Plan for success from the very beginning as you go into clinical development, because early decisions have a downstream impact. Think big, in terms of being able to support the expected demand for both near and longer terms.
"Process validation and demonstrating clinical efficacy from the proposed launch process are critical for transitioning to commercial manufacturing."
What is an example of thinking proactively for commercial-stage manufacturing?
Bioreactors in cell therapy manufacturing are more-or-less fixed by a certain point, because you only need a certain amount of cells to provide to the patient. By contrast, conventional biologics scale up from 500 to 2000 liter bioreactors.

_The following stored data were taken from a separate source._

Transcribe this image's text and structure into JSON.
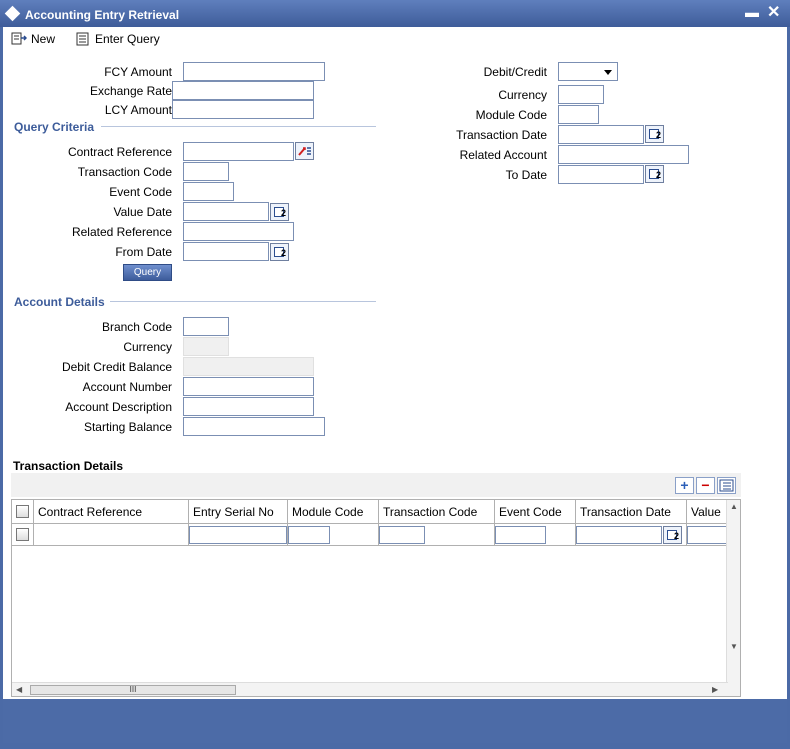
{
  "window": {
    "title": "Accounting Entry Retrieval",
    "minimize": "▬",
    "close": "✕"
  },
  "toolbar": {
    "new_label": "New",
    "enter_query_label": "Enter Query"
  },
  "form": {
    "fcy_amount": "FCY Amount",
    "exchange_rate": "Exchange Rate",
    "lcy_amount": "LCY Amount",
    "debit_credit": "Debit/Credit",
    "currency": "Currency",
    "module_code": "Module Code",
    "transaction_date": "Transaction Date",
    "related_account": "Related Account",
    "to_date": "To Date"
  },
  "query_criteria": {
    "title": "Query Criteria",
    "contract_reference": "Contract Reference",
    "transaction_code": "Transaction Code",
    "event_code": "Event Code",
    "value_date": "Value Date",
    "related_reference": "Related Reference",
    "from_date": "From Date",
    "query_button": "Query"
  },
  "account_details": {
    "title": "Account Details",
    "branch_code": "Branch Code",
    "currency": "Currency",
    "debit_credit_balance": "Debit Credit Balance",
    "account_number": "Account Number",
    "account_description": "Account Description",
    "starting_balance": "Starting Balance"
  },
  "transaction_details": {
    "title": "Transaction Details",
    "columns": [
      "Contract Reference",
      "Entry Serial No",
      "Module Code",
      "Transaction Code",
      "Event Code",
      "Transaction Date",
      "Value"
    ],
    "scroll_thumb": "III"
  }
}
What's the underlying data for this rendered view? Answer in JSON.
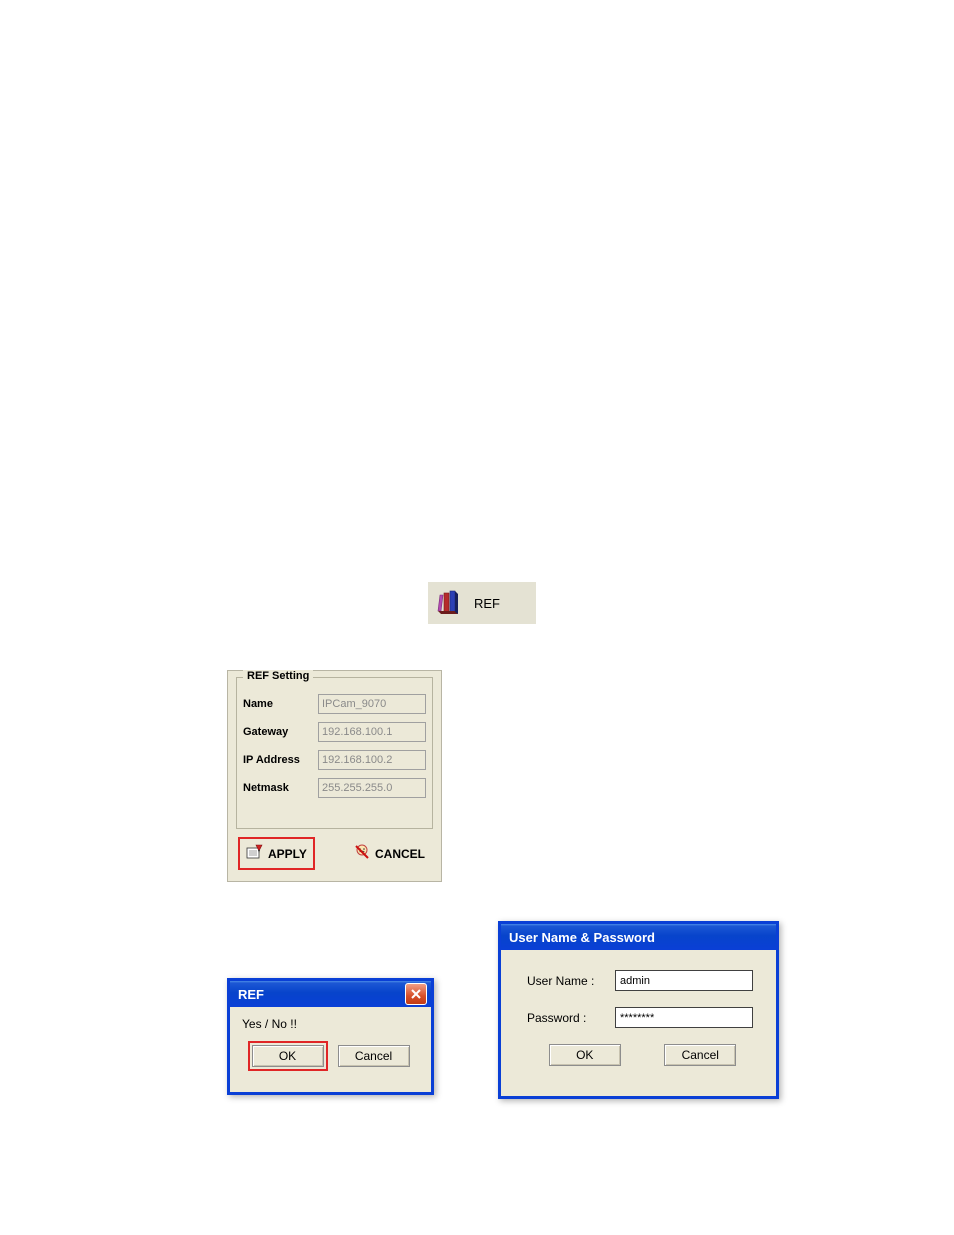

We scale out by individual lots. For example, once we demonstrate the ability to manufacture one lot per day, we think about the future capacity to scale to five lots a day, and the plan to demonstrate we can scale from one point to another. Again, this is an end-to-end plan and not just the manufacturing process. The FDA is interested in maintenance of product quality as you scale out.
What is your advice on sourcing?
Diversity in the supply chain is necessary for risk mitigation, particularly for single-source materials or consumables. New vendors or changes in vendor locations create some level of change control to demonstrate that you’re still getting material that behaves the same within the process.
A risk assessment determines the technical and regulatory packages that help support that change. The risk is correspondingly higher and requires a much more rigorous evaluation of analytical comparability for media or consumables as they get closer to the drug product.
In a post-approval environment, for example, the FDA wants to ensure changes are not adversely impacting the product’s safety or quality. The most rigorous requirement to demonstrate no impact, clinical comparability, is time-consuming and expensive.
What is changing in the broader environment?
As the industry matures, the general assessment, even from a regulatory standpoint, will evolve and change.
Cell therapies are becoming a mainstay treatment in oncology, and we have evolved from CAR-T to include new classes of approved cell therapies. It is encouraging that academia, industry and regulators are working together to figure out how we can ensure we provide high-quality products to patients in a way that facilitates available capacity to meet the demand.